JD Sports Fashion's continued to extend its footprint in the outdoor sector during the first six months of its financial year, ended last Aug. 2, and its results in the sector showed some improvement.

The group, which is also involved in the generalist sporting goods sector and in fashion retail, acquired two more regional outdoor retail operations. It bought Oswald Bailey in the southern part of England and Ultimate Outdoors in the northern part, complementing its Blacks, Millets and stores and Tiso, the Scottish outdoor retailer that it acquired in November 2013.

While keeping the two existing Ultimate Outdoors stores in Lancaster and Skipton in operation, it placed the same banner on a new and larger pilot store with a new design in Preston, and launched a website with a broad product offering under the same name.

The pilot store in Preston measures a total of about 20,000 square feet and includes a biycle shop and a café. It also has a fishing section. JD said in its interim financial report for the first half of this year that it is still too early to assess the performance of the new outdoor retail format, but the group is already looking at its possible extension, subject to the availability of cost-effective property in appropriate locations.

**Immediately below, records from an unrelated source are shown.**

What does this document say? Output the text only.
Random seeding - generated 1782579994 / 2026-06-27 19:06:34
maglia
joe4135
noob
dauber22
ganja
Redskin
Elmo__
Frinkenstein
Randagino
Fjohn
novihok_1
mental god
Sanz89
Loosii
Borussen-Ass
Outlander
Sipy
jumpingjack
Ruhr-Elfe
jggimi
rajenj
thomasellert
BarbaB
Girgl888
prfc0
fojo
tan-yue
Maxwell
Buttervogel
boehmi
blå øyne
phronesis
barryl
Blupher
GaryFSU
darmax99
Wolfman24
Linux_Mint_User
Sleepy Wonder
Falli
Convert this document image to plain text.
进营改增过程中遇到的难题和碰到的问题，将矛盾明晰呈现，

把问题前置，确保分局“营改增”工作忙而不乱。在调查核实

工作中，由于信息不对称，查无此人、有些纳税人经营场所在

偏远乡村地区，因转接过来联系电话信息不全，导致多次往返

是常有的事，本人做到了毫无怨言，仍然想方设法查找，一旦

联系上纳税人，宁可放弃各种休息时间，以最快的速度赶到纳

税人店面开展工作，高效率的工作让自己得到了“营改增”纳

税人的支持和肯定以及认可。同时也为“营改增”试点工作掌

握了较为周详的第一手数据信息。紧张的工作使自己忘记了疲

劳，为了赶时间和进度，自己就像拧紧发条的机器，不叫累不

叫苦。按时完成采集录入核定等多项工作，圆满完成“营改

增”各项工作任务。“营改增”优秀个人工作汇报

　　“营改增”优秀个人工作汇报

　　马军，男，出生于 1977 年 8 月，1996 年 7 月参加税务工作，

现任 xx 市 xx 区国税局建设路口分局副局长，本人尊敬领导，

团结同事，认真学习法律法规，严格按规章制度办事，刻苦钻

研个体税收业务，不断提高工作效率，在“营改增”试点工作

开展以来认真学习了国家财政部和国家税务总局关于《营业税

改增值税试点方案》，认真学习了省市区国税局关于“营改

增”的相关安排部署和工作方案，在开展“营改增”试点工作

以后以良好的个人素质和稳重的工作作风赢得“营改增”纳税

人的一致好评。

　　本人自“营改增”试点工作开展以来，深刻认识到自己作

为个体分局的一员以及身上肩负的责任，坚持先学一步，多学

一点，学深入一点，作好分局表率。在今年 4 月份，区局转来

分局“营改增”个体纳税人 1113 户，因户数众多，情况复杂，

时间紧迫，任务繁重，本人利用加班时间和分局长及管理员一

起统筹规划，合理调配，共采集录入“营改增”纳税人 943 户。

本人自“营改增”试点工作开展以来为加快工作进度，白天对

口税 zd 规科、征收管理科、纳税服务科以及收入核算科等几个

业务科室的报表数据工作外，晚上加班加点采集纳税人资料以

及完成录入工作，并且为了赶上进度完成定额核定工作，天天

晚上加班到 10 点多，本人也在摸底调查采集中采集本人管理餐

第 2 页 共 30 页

JD, which is controlled by Pentland Group, reported a drop in the gross margin of its outdoor retail segment to 43.7 percent during the six-month period from 44.4 percent in the corresponding period of 2012. However, sales jumped to £61.5 million (€78.3m-$100.5m) from £43.1 million, and the operating loss declined to £5,611,000 (€7.1m-$9.2m) from £8,871,000.

Tiso made a small loss in the period, in line with expectations, and while its recent results improved, it is unlikely to make a profit for the full year. On the other hand, Tiso is giving the group access to many new brands. Its biggest store in Glasgow measures about 16,000 sqft.

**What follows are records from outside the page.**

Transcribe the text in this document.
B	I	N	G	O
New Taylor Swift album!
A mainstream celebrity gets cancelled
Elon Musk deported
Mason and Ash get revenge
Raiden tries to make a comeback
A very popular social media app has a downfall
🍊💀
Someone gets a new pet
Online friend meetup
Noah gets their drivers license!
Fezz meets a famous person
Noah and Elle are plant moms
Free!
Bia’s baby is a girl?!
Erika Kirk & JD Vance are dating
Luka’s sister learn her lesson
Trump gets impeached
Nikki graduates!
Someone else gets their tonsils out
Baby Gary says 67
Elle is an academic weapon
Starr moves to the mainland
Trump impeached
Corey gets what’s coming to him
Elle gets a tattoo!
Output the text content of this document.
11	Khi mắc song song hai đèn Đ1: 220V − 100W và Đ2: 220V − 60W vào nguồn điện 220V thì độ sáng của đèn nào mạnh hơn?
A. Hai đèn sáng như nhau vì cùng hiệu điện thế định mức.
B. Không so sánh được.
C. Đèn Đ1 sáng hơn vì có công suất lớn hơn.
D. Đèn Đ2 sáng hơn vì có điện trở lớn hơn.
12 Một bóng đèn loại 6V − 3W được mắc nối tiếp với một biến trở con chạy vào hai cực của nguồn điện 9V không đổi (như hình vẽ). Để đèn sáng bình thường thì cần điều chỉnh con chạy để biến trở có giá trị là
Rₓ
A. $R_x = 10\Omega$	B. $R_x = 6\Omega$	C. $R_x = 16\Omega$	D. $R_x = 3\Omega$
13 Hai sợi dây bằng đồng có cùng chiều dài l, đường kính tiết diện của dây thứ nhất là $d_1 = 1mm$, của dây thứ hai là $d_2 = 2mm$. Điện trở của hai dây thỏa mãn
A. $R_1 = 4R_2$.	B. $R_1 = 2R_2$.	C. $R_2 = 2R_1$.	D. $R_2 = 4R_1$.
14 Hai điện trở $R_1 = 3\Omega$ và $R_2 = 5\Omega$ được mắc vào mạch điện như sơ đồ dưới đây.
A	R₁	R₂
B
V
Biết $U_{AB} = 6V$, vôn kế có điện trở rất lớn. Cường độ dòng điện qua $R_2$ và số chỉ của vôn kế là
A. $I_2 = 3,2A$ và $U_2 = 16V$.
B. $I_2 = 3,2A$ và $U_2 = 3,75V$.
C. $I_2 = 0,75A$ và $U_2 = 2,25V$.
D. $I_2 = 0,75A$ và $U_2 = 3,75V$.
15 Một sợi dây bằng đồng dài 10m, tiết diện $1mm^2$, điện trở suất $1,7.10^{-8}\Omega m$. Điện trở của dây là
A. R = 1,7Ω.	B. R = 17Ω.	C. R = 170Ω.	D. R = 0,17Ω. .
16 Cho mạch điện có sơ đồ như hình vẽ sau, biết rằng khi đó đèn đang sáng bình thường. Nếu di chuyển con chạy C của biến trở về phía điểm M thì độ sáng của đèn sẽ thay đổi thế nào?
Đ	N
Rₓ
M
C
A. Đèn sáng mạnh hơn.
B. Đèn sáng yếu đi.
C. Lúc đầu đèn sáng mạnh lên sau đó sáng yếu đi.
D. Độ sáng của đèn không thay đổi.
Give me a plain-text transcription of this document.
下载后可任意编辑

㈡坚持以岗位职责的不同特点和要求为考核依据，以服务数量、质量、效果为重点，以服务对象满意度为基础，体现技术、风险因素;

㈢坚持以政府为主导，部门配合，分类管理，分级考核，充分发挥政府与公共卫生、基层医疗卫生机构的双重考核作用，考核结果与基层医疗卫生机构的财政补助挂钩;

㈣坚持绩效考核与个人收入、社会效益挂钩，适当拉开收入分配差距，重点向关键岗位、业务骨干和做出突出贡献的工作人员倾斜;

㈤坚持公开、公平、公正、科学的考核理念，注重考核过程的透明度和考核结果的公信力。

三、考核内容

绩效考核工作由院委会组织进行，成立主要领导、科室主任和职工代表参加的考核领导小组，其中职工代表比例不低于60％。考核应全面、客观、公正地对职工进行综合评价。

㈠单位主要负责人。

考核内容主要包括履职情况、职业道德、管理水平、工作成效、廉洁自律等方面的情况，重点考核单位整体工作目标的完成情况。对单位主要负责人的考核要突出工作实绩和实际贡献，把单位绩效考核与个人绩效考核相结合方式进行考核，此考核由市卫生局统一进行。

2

Blacks and Millets made considerable progress, JD said. They are now clearly positioned in the market with distinct propositions. Blacks is more technical and has a wider selection of products. Millets stores, which generally occupy secondary locations, are more into camping and other recreational activities targeting the whole family.

By Aug. 2, JD had a total of 186 outdoor stores in operation, measuring a combined net retail surface of 568,000 sqft. That was up from 173 stores measuring 531,000 sqft. at the end of January, in spite of the closure of two Blacks stores and ten Millets stores.

Better performance levels at its generalist sporting goods stores in the U.K. and the rest of Europe led JD to book a 170 percent increase in pre-tax earnings to £16,454,000 (€21.0m-$26.9m) for the six-month period, in spite of problems in the fashion segment.

The company's total revenues grew by 27 percent to £721.4 million (€919.0m-$1,179.2m) during the period, driven by a strong performance in the sports segment. Across the group, the gross margin went down to 47.8 percent from 48.8 percent in the year-ago period, but operating earnings doubled, rising by 102 percent to £209,997,000 (€267.5m-$343.3m) before exceptional items.

In the sports sector, net revenues went up to £576.8 million (€734.8m-$942.9m) from £451.7 million during the period. While the gross margin on these sales declined to 48.4 percent from 49.7 percent, due in part to a higher proportion of low-margin online sales, the segment's operating profit grew to £34,834,000 (€44.4m-$56.9m) from £26,059,000, with good performances in all the territories.

The relatively good performance in the sport segment is leading the management to focus its investments in this area, especially outside the U.K., where more JD stores will be opened in the second half of this year.

The management predicts that the group's results for the full financial year will reach the upper end of analysts' expectations in spite of a tough comparison in the second half with the comparable period of last year, where sales increased by 11.2 percent on a same-store basis.